I was taking a piss and started puking. I pissed myself and made a mess in the bathroom. Passed out, then got up and went back out from 11pm to 5am.
I changed 4 diapers and slept horribly in our hot apt. Now, I'm at my inlaws house watching the Rangers get pummeled. Oh how our lives differ.
Yeah. He most definitely jizzed himself in the face.
It's official, my little sister has hooked up with more girls than I have.
Let's just cut to the chase. I'm not interested in anything romantic but I aAM interested in Tom Petty and maybe getting high and fucking you again for old times sake.
I just had someone I don't even know on Facebook message me saying it seems like I drink too much and should slow down.

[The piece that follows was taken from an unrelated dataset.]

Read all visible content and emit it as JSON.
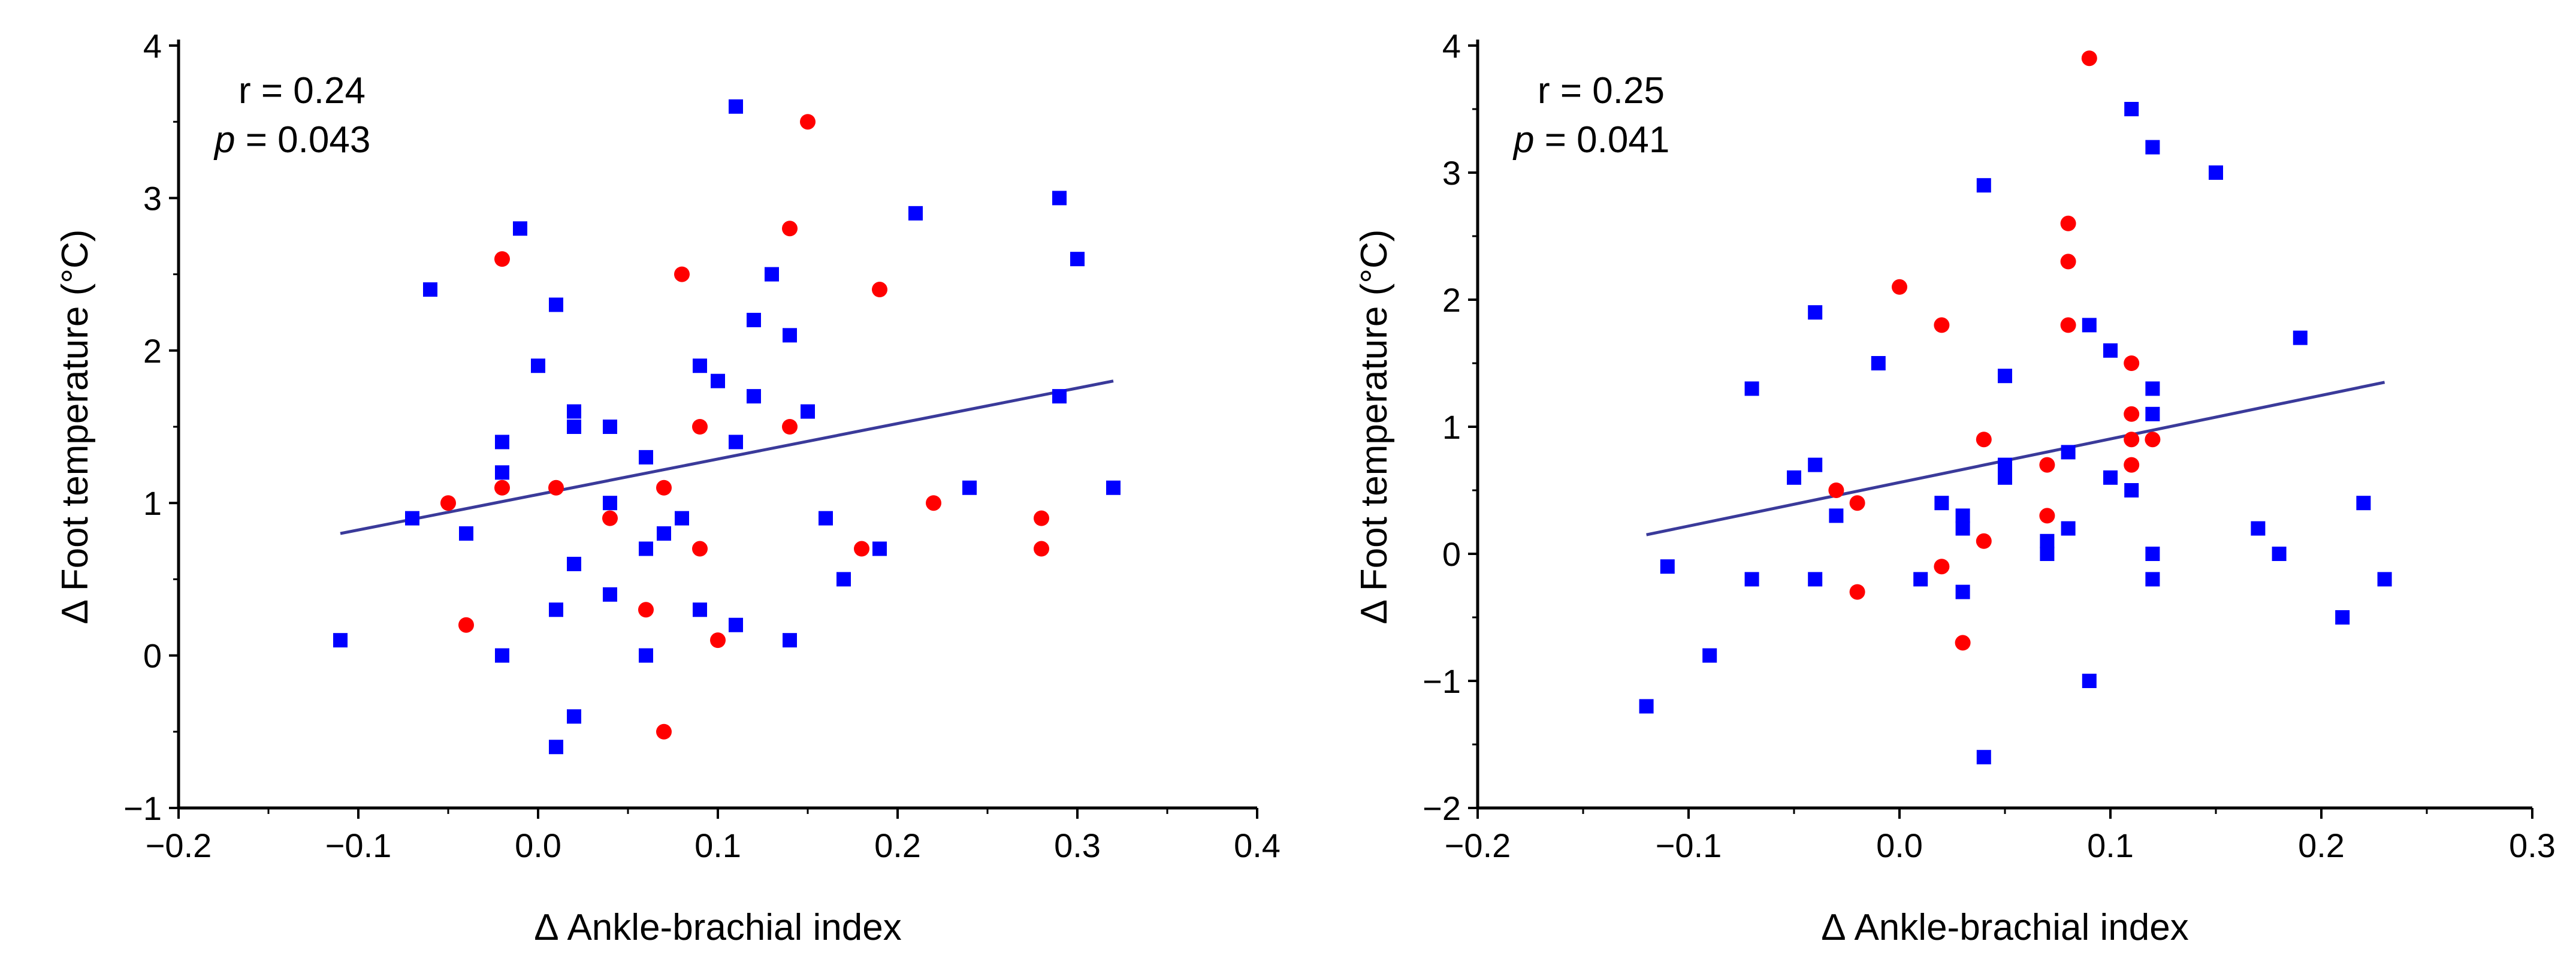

There were penises being pulled out everywhere.
Did you ask me to bring you a t-shirt to class or did I just dream that?
No, I did. It's a long story.
So the next three days will be henceforth known as the 'celebration of the end of the most irresponsible years of my life' be prepared to wake up naked in a ditch.
the only good thing about going home with him was that he was prettier than me.
Someone drunkenly cleaned and organized my car last night... Nothing's missing, so that's a plus.
That dude with the beard walked up to me, turned my water into wine with everclear and kool-aid, and walked away. Pretty sure drunk Jesus is back.
Bored of what? I stayed up all night researching sex toys because I'm excited to do things with you that I haven't done in 29 years of having a body.
This guy on tinder just told me that he wanted to tie me up and asked me what I thought. I told him I wanted tacos
You told me that you would let her eat cake off of your ass, then fell asleep on the floor
He told me my car had really nice leather seats right before he jizzed all over them.